Alors, le facteur humain est-il toujours « à risque », ruinant l’héroïsme pour un « désengagement répétitif à travers les monstrueuses ruptures ontologiques » ? Depuis le 7 mars, Markiewicz et Piron offrent au Pomhouse du Centre national de l’audiovisuel de Dudelange, plusieurs éléments non pas de « réponse », mais d’interrogations à ce propos. Et fidèles à leur ligne de conduite, ce sont l’humain et son histoire qui sont à nouveau au cœur de leur pensée théorique. Logique donc que la conception de cette exposition ait été partagée entre performance, cinéma, philosophie, peintures, texte et réalité virtuelle. Un ensemble d’outils que le duo met au service de ses créations et ses réflexions artistiques depuis un petit moment.
C’est ainsi une réflexion autour des confrontations qui se décline naturellement dans pfh*. Celles qu’a connues notre monde sociopolitique depuis 1979, montrées par l’intermédiaire d’une centaine de films d’archive, rendus irregardables par « data moshing » (manipulation de l’image par les données des fichiers multimédias). Des images diffusées sur une cimaise incrustée de petits écrans, formant des peintures abstraites – certaines moins que d’autres – pour qu’on ne sache plus ce qu’on voit vraiment. C’est à l’image de toutes les images qu’on voit passer chaque jour sur Internet, l’une remplaçant l’autre instantanément.

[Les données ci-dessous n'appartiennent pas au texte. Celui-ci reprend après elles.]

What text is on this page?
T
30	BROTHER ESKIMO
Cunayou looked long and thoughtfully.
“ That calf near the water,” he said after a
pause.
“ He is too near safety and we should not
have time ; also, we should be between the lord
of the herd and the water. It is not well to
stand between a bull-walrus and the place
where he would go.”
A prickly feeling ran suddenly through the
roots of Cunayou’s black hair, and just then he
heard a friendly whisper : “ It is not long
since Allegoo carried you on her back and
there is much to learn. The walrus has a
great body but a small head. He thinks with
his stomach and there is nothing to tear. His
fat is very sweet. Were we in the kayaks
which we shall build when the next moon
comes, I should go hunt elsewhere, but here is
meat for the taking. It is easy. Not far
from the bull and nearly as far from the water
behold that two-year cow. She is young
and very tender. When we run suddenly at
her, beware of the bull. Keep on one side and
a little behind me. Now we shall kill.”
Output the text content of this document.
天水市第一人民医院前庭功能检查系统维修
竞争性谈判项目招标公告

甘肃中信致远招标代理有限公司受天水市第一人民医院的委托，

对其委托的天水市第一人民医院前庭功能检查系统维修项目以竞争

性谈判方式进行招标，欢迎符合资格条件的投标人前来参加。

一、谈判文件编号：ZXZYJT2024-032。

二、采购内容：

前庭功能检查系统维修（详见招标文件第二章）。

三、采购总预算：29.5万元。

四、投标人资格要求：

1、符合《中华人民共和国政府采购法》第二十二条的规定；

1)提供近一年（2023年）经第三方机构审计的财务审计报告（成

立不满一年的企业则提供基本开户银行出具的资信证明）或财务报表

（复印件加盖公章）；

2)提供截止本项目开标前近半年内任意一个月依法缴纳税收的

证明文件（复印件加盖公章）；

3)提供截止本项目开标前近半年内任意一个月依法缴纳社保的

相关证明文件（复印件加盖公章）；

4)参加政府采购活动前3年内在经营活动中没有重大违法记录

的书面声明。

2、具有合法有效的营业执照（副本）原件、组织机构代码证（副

Autre élément de réflexion ; placé au centre du cadre d’exposition, un tunnel s’ouvre au spectateur pour y découvrir en son centre une expérience en réalité virtuelle. Là, le casque vissé sur les yeux, le spectateur plonge dans un décor de sable et d’eau, où deux figures féminines se confrontent, courant l’une vers l’autre au ralenti. Le spectateur au centre de leur confrontation, doute de leurs intentions à son égard. Mais là – encore – n’est pas la réponse, ces personnages mythiques, issus d’une gorgone dédoublée, s’auto-pétrifient au dernier moment. Même Markiewicz et Piron n’ont pas de conclusion là-dessus, pourtant au moins une certitude persiste, « on a toujours le choix de la bataille ou du baiser. Soit on est du côté de Trump qui bousille tout, soit on est du côté de… ». Aussi, sans trouver de nom à donner, on comprend ce que Markiewicz et Piron tentent de finir de formuler. Car si aucun nom ne sort spontanément, on est convaincu qu’ils se rangeraient du côté de l’humanité plutôt que l’inverse.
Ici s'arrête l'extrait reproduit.